Wir müssen handeln. Sowohl die Politik als auch die

Wissenschaft haben in den letzten Jahren großartige Konzepte entwickelt, aber das muss auch umgesetzt werden. Da sind die Politiker in der Pflicht – auch ich. Wir haben den Auftrag, dass Integration gelingt. Das erwarten die Menschen von uns, und dieser Verantwortung müssen wir uns auch stellen. Aber auch die Mehrheitsgesellschaft muss mitmachen.



Der BIR als Ideenpool




Ich verstehe den Bayerischen Integrationsrat als Ideenpool. Er soll ein

lebendiges Gremium sein, in dem kontrovers diskutiert wird. Integration ist nun einmal kein konfliktfreier Prozess und es gibt auch keinen Königsweg. Denn wäre dem so, könnten wir alle zuhause bleiben. Deshalb gilt die Aufforderung an alle: Streiten Sie auch miteinander. Denn nur so lässt sich herausbekommen, wo es hakt, was wir besser machen können und welche Integrationspolitik wir brauchen.



Einbezug der Mehrheitsgesellschaft




Eine entscheidende Rolle spielt die Mehrheitsgesellschaft im Integrationsprozess. Bislang spielt sie eigentlich gar keine – und wozu das führt, haben wir erst kürzlich in der Schweiz erlebt. Wir stellen uns die Frage, wie wir die Aufnahmegesellschaft für Integration gewinnen können? Wie erreichen wir Teilhabe statt Ablehnung und bestenfalls Ignoranz? Wie verhindern wir, dass Menschen zum Thema Integration lieber schweigen statt offen ihre Meinung zu sagen? Es ist gefährlich, wenn die Leute glauben, nicht gehört zu werden und nur am Stammtisch ohne Tabus reden zu können.

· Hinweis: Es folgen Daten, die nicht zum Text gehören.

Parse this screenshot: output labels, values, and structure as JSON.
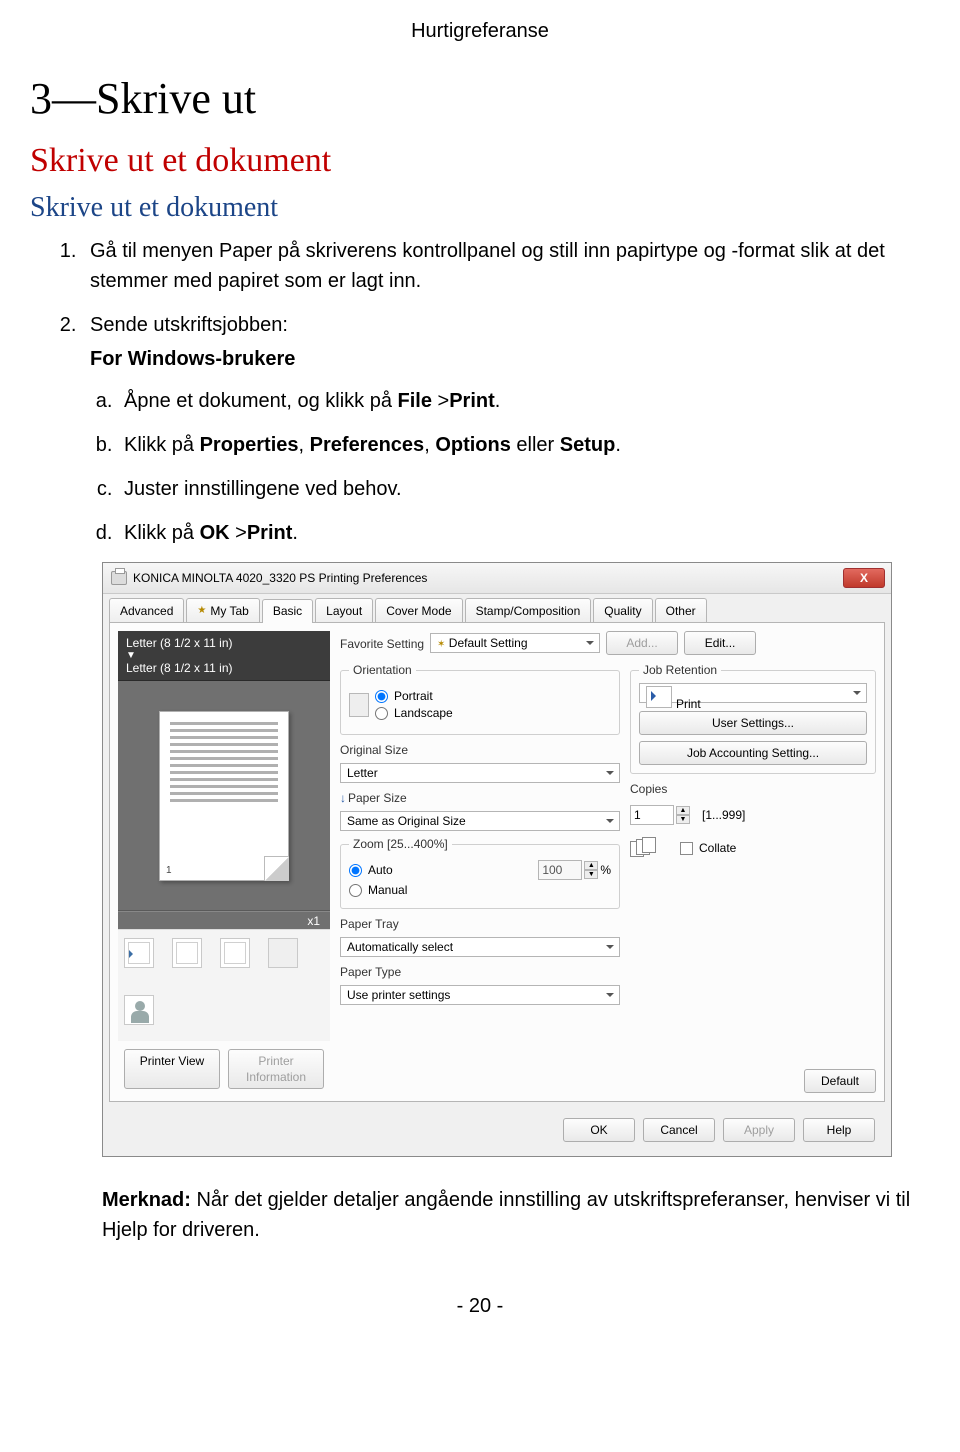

Dass so vieles schief läuft bei der Einbeziehung der Mehrheitsgesellschaft liegt nicht an den Menschen, sondern an uns, den Verantwortlichen. Hier bitte iist Jeder von uns gefragt. Wie gewinnen wir die Menschen? Wir verhindern wir, dass eine gute und notwendige Sache wie die Integration irgendwann ebenso unpopulär wird wie die ebenfalls gute und notwendige Sache der Europäischen Einigung?

Das geht nur über Beteiligung – und nicht, indem wir die Menschen als zu dumm oder nicht ausreichend verantwortungsbewusst hinstellen, wie das bei heiklen Themen nur allzu gerne geschieht. Denn es geht kein Weg daran vorbei:

An der Integration müssen beide Seiten beteiligt sein, die integrierende Seite, die Mehrheit, und die Seite, die integriert werden soll. Kein Schlüssel funktioniert ohne ein Schloss. Man braucht beides, um eine Tür zu öffnen.